A produção de caminhões no Brasil somou 7,8 mil unidades em fevereiro, ante 6,8 mil em janeiro, o que representa alta de 14,5%, segundo dados divulgados pela Anfavea. Na comparação com fevereiro de 2025, porém, o resultado aponta queda de 34,9%. No acumulado de janeiro e fevereiro de 2026, frente ao mesmo período de 2025, o recuo é de 27,0%.

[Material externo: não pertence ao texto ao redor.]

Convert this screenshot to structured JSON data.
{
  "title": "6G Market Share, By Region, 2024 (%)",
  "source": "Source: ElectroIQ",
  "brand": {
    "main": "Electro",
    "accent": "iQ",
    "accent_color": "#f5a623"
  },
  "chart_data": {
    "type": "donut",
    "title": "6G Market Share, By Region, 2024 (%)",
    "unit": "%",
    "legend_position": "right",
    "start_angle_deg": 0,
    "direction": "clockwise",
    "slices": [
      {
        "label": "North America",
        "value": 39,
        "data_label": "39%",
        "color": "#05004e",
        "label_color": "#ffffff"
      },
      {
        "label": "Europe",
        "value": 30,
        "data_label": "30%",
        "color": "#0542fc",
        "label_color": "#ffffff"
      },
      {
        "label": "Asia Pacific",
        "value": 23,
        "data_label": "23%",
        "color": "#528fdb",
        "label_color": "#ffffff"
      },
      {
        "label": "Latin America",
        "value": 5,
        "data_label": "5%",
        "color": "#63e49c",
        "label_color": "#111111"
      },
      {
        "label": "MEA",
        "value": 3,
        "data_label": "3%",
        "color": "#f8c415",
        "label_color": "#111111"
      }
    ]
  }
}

No caso dos licenciamentos, fevereiro de 2026 registrou 6,7 mil caminhões, contra 6,4 mil em janeiro, o que corresponde a alta de 3,3%. Já na comparação com fevereiro de 2025, houve queda de 25,7%. No acumulado do primeiro bimestre de 2026, foram licenciados 13,1 mil caminhões, ante 18,4 mil no mesmo período de 2025, resultando em queda de 28,7%.
As exportações também avançaram na passagem de janeiro para fevereiro. No segundo mês do ano, foram embarcados 1,2 mil caminhões, contra 1,1 mil em janeiro. Apesar disso, na comparação com fevereiro de 2025, as exportações recuaram 49,4%. No acumulado de janeiro e fevereiro de 2026, frente ao mesmo intervalo de 2025, a queda é de 31,6%.
Segundo o presidente da Anfavea, Igor Calvet, o segmento de caminhões ainda enfrenta dificuldades. A expectativa de recuperação, de acordo com ele, está ligada ao programa Move Brasil, que incentiva a renovação de frota por meio de taxas de financiamento reduzidas. Os reflexos da iniciativa já começam a ser sentidos no setor.
Mais de R$ 4 bilhões em financiamentos já foram liberados pelo BNDES no âmbito do programa, destinado à troca de modelos antigos por seminovos ou veículos 0 km.